The Dept. of Homeland Security said Sunday that the U.S. is increasing transportation security, including putting more air marshals on flights to Britain, citing worries of copy cat attacks after a car bombing at the Glasgow airport over the weekend.
In the energy markets Monday, oil resumed its move higher after overcoming early selling pressure from profit-taking ahead of the July fourth holiday. Oil pushed back above the significant $70 threshold, with August WTI crude oil futures finishing 41 cents higher at $71.09 a barrel. News of a U.K. investigation into the car bomb that went off at the Glasgow airport on Saturday has led to new speculation as to how significant a role the so-called terror premium is playing in current oil prices.
Terrorist efforts are having little effect on oil production worldwide, but may end up having a more noticeable impact on the demand side of the equation if people get paranoid enough to stop traveling, Phil Flynn of Alaron Trading said on CNBC Business News. He predicts oil will hit a seasonal peak in the mid $70s before backing off as the summer driving season wanes, as long as there are no supply-side shocks such as production disruptions from hurricanes in the Gulf of Mexico.
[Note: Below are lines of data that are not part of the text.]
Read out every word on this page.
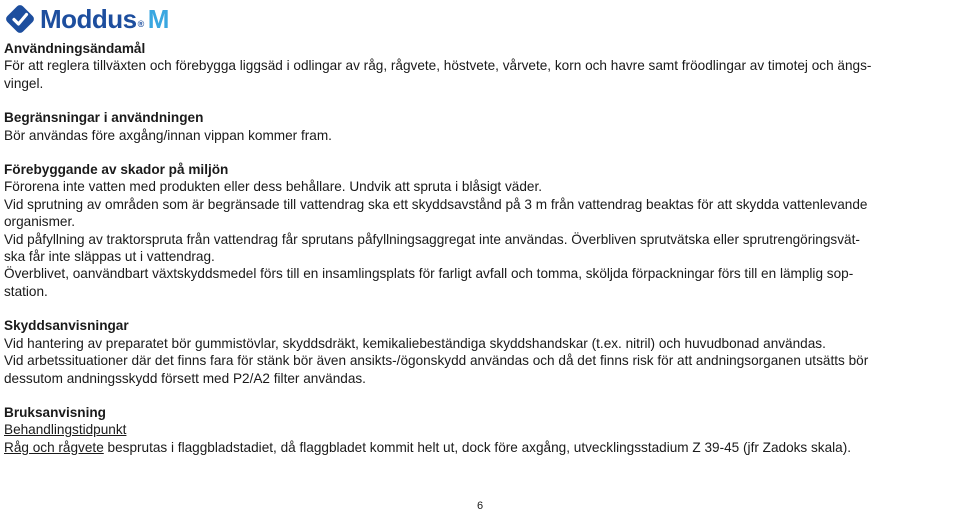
Moddus® M
Användningsändamål
För att reglera tillväxten och förebygga liggsäd i odlingar av råg, rågvete, höstvete, vårvete, korn och havre samt fröodlingar av timotej och ängs-
vingel.
Begränsningar i användningen
Bör användas före axgång/innan vippan kommer fram.
Förebyggande av skador på miljön
Förorena inte vatten med produkten eller dess behållare. Undvik att spruta i blåsigt väder.
Vid sprutning av områden som är begränsade till vattendrag ska ett skyddsavstånd på 3 m från vattendrag beaktas för att skydda vattenlevande
organismer.
Vid påfyllning av traktorspruta från vattendrag får sprutans påfyllningsaggregat inte användas. Överbliven sprutvätska eller sprutrengöringsvät-
ska får inte släppas ut i vattendrag.
Överblivet, oanvändbart växtskyddsmedel förs till en insamlingsplats för farligt avfall och tomma, sköljda förpackningar förs till en lämplig sop-
station.
Skyddsanvisningar
Vid hantering av preparatet bör gummistövlar, skyddsdräkt, kemikaliebeständiga skyddshandskar (t.ex. nitril) och huvudbonad användas.
Vid arbetssituationer där det finns fara för stänk bör även ansikts-/ögonskydd användas och då det finns risk för att andningsorganen utsätts bör
dessutom andningsskydd försett med P2/A2 filter användas.
Bruksanvisning
Behandlingstidpunkt
Råg och rågvete besprutas i flaggbladstadiet, då flaggbladet kommit helt ut, dock före axgång, utvecklingsstadium Z 39-45 (jfr Zadoks skala).
6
Cooler-than-normal temperatures in the Northeast aren't helping oil prices, either.
Ignoring the strong ISM report, the U.S. dollar fell to a 26-year low against the British pound, which was up on talk that the Bank of England is about to raise interest rates.
Among stocks in the news Wednesday, Canada's largest telecom company, BCE Inc. (BCE), is being bought by a consortium of private investors for $48.5 billion, including $15.9 billion in debt. The price represents a 40% premium over where the stock traded in March before talk of a takeover started to push the stock higher. The shares were up 4.3%.
Wireless provider Dobson Communication (DCEL) jumped 11.8% on news it has agreed to be bought by AT&T (T) for $5.1 billion, including debt, or $13 a share.